Uma mudança radical na cobrança

A Softo, empresa que tem como clientes grandes nomes como iFood e Stone, implementou recentemente uma mudança radical em sua operação. A transformação não está no produto ou no mercado, mas sim em como a empresa cobra por seus serviços.

Por décadas, o modelo dominante na indústria de desenvolvimento de software foi a cobrança por hora ou por tempo de desenvolvimento do projeto. Essa realidade está sendo questionada.

O modelo tradicional começa a deixar de fazer sentido com o aumento de produtividade trazido pela inteligência artificial. Fábio, referência nas claims, questiona qual é o modelo econômico que sustenta a relação comercial quando o negócio que se fazia em um mês passa a ser feito em dois dias.

Essa reflexão levou a Softo a repensar completamente sua estrutura de preços. A empresa busca um formato que se alinhe melhor com a nova realidade tecnológica.

O impacto da IA no desenvolvimento de software

Para entender o novo modelo de cobrança da Softo, é preciso compreender o que a inteligência artificial fez com o desenvolvimento de software. Na visão de Fábio, a IA resolveu a etapa mais cara e escassa do processo: escrever código.

Antes, se fazia 100% de uma tarefa manualmente no desenvolvimento de software. Isso exigia horas significativas de trabalho especializado.

Hoje, a IA faz 90% da tarefa e o desenvolvedor ajusta os 10% restantes. Essa mudança representa uma revolução na eficiência operacional.

Claude Code: um divisor de águas

Fábio aponta o Claude Code, ferramenta da Anthropic lançada no início de 2025, como um divisor de águas para o setor. Para ele, o ponto de inflexão veio com o lançamento do modelo Opus, em novembro de 2025.

Em apenas quatro meses, a situação do setor mudou completamente. A fonte não detalhou os aspectos técnicos específicos dessa transformação.

Um modelo mais justo para clientes

O novo modelo de cobrança da Softo fica muito mais fácil e muito mais justo para o cliente, segundo as informações disponíveis. No formato anterior, os clientes precisavam fazer um investimento grande com resultado incerto.

Eles assumiam todo o risco financeiro do desenvolvimento. Agora, ao invés desse cenário, o cliente investe menos e a remuneração extra só vem se o resultado vier.

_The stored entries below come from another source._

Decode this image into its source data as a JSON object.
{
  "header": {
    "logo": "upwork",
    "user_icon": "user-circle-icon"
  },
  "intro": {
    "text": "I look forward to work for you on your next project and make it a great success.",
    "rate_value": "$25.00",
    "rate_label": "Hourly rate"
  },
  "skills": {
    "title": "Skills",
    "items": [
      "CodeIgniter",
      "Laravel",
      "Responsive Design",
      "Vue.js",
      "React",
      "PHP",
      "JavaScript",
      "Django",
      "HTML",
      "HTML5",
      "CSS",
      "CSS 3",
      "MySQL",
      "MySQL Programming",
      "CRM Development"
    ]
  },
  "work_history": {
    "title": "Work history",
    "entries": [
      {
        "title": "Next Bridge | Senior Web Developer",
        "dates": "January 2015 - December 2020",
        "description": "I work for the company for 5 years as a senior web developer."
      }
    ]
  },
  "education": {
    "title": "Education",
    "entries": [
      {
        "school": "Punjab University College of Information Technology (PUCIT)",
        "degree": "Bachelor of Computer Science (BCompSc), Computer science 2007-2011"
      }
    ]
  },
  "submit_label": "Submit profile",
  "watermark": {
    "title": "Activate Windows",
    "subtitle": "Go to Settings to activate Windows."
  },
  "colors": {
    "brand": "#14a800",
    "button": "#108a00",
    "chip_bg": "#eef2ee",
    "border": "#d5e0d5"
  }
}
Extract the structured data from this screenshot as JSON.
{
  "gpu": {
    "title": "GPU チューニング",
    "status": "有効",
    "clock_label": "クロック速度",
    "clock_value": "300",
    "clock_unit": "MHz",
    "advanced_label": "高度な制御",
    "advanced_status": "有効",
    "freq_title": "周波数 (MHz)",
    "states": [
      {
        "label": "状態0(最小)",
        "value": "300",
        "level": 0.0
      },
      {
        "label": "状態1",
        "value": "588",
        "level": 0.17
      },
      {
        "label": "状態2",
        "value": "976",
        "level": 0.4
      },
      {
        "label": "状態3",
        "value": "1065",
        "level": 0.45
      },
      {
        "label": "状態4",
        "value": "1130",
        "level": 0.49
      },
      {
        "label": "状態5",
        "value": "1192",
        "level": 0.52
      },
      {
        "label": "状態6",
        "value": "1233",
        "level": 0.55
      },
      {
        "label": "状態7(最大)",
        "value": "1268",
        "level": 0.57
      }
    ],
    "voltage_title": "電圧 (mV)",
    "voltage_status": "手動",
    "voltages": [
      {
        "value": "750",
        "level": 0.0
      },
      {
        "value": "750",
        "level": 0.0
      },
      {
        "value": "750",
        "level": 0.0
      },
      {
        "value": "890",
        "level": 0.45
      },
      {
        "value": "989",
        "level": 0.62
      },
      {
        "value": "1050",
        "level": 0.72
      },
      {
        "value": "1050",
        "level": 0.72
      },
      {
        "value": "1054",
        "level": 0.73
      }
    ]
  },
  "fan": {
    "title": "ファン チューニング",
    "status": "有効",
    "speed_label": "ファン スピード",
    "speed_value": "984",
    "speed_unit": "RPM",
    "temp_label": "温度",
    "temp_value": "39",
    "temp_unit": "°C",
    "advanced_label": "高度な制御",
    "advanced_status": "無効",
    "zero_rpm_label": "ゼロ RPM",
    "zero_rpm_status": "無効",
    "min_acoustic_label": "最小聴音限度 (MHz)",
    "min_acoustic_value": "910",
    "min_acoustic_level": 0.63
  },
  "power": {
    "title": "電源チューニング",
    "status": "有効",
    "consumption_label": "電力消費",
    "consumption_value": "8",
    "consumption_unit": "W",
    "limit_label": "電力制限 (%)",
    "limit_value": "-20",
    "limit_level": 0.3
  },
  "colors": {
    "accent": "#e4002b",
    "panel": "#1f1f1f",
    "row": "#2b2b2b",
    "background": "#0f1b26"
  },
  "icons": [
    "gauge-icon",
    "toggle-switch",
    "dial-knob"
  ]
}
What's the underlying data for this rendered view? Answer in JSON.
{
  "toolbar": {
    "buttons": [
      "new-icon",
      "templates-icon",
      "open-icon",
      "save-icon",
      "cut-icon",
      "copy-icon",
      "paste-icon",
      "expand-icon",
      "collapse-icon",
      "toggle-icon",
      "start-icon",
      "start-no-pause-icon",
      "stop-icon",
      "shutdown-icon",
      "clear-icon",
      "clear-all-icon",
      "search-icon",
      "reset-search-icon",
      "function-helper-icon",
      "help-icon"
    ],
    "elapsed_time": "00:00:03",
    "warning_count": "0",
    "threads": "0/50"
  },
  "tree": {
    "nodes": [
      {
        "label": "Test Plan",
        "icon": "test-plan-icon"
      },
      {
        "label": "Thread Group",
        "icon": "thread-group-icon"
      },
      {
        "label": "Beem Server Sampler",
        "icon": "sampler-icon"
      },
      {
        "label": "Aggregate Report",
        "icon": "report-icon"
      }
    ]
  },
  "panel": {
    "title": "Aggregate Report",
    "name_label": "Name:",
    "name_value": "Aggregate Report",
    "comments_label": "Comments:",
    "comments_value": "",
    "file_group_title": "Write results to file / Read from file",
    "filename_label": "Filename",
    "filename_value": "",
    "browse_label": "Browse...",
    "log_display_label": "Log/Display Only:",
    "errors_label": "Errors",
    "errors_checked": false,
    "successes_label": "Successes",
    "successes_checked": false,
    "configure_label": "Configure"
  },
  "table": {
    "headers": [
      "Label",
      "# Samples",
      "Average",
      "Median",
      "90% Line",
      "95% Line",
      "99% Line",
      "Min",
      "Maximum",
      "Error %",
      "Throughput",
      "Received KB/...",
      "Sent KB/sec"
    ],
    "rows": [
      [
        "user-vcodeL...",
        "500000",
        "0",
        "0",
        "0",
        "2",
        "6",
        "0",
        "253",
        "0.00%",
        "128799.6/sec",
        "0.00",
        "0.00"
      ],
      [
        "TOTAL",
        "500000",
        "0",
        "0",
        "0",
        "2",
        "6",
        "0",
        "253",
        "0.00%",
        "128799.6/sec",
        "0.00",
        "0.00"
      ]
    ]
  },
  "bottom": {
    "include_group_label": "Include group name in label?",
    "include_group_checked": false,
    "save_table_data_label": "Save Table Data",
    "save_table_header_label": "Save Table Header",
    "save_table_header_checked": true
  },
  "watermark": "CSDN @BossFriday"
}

Essa abordagem alinha os interesses da Softo com os de seus clientes. Cria uma parceria onde o sucesso é compartilhado.

Benefícios para empresas como iFood e Stone

Empresas como iFood e Stone, que dependem de soluções tecnológicas robustas, se beneficiam de um modelo que reduz o risco inicial. O formato premia resultados concretos.

A transição representa uma adaptação necessária às mudanças estruturais que a IA trouxe para toda a cadeia de desenvolvimento. A fonte não detalhou os valores específicos envolvidos nessa mudança.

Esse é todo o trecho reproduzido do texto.